Rebecca Lesses, Jewish studies professor at Ithaca College, will be going to Ruhr-University Bochum in Germany this coming year to continue her research on Jewish magic through a fellowship she received from the Ministry of Education and Research of the Federal Republic of Germany.
Lesses centers much of her research on women’s roles in mysticism and sorcery in the context of Jewish studies. Her research project, and name of her next book, is “Angels’ Tongues and Witches’ Curses: Jewish Women and Ritual Power in Late Antiquity.”
Contributing Writer Madison Bess sat down with Lesses to discuss the fellowship, her research and her plans for studying in Germany.
Madison Bess: Describe your research project.
Rebecca Lesses: I study early Jewish magic. What I mean by early is about first century to sixth and seventh century C.E. in our era. A lot of my previous research has been in this area, but now I am really concentrating on what was the role of women. Can we know anything about what women were doing or participating in at that time period? Were there women mystics? Were women involved in magical activities in a variety of ways? So I’m interested in the image of women as witches because we already know from our time that, you know, if you want to, one way to insult a woman is to call her a witch. This sort of negative association between women and magic has ancient roots. It’s not just a feature of modern American society. It’s going back to the Salem Witch Trials.
MB: How did you get into researching Jewish religious traditions?
RL: When I was an undergraduate, I was a religion major. And I, myself, am Jewish, so that’s probably one of the main reasons I wanted to study Judaism rather than other religions. Although there isn’t a one-to-one correspondence: Plenty of Jews do research on other religions. But I was interested in it first for my personal interests. And then I just got fascinated by what mysticism was. And what are mystical experiences? And I got interested in magic because it’s something that is so concrete. You know, you make things and you say things. It has to do with ordinary interactions between people.
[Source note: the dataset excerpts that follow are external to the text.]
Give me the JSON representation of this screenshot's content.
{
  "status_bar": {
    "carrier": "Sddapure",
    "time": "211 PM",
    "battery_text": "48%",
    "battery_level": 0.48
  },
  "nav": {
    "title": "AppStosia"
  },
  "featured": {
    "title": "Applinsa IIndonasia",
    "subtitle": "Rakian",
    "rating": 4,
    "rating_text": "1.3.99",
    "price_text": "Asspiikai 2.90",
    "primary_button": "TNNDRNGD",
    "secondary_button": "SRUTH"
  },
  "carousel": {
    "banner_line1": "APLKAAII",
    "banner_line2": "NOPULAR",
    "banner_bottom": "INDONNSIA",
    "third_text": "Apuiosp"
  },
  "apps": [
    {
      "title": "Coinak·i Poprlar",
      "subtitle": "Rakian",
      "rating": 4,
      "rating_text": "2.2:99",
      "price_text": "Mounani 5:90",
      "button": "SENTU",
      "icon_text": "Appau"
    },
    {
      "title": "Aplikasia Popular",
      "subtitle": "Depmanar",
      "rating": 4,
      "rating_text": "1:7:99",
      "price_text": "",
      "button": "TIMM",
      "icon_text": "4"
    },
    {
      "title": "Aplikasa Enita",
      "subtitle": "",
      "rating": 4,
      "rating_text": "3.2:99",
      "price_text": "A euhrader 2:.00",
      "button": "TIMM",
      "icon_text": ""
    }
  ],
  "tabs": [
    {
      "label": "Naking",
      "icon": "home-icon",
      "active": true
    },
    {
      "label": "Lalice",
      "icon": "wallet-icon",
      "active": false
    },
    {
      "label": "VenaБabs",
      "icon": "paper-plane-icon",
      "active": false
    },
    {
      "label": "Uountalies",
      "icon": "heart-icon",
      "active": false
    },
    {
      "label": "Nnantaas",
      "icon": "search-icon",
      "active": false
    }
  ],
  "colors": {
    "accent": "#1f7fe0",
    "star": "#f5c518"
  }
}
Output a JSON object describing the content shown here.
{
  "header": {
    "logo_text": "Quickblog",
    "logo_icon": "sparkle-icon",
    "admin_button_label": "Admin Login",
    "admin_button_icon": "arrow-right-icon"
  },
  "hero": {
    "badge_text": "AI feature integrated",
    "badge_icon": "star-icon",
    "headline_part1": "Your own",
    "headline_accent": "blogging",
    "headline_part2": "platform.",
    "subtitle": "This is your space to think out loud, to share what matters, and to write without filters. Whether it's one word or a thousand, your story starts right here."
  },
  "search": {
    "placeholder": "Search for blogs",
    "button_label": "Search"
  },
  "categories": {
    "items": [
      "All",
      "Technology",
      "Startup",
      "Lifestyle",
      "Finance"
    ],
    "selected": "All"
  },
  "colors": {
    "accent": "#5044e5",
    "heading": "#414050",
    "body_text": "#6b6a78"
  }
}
MB: How does this research project relate to your book, “Ritual Practices to Gain Power: Angels, Incantations, and Revelation in Early Jewish Mysticism”?
RL: That was my doctoral dissertation. And when I was writing it, I planned to write a chapter on women in early Jewish mysticism, but I really wanted to finish my dissertation, so I left that chapter out. So, this is a longtime interest. It is connected to my earlier research.
MB: Do you plan on writing another book based on this research project?
RL: Absolutely. I am actually in the middle of writing one on this research project. And I have written about two-thirds of it.
MB: What new opportunities will you find at Ruhr-University Bochum in Germany? What exactly are you looking to find research-wise in Germany?
RL: A couple of things are, one, that this research fellowship gives me time. I won’t be doing any teaching when I am there, so I’ll really be able to concentrate on my research. Another thing is that I am part of a fellowship program. So there are people and many others who are researching a lot of things in the study of religion. So I am hoping to have that cross-fertilization of interests and different people to talk to and people with different expertise. And they may have questions that I’ve never thought of in that way.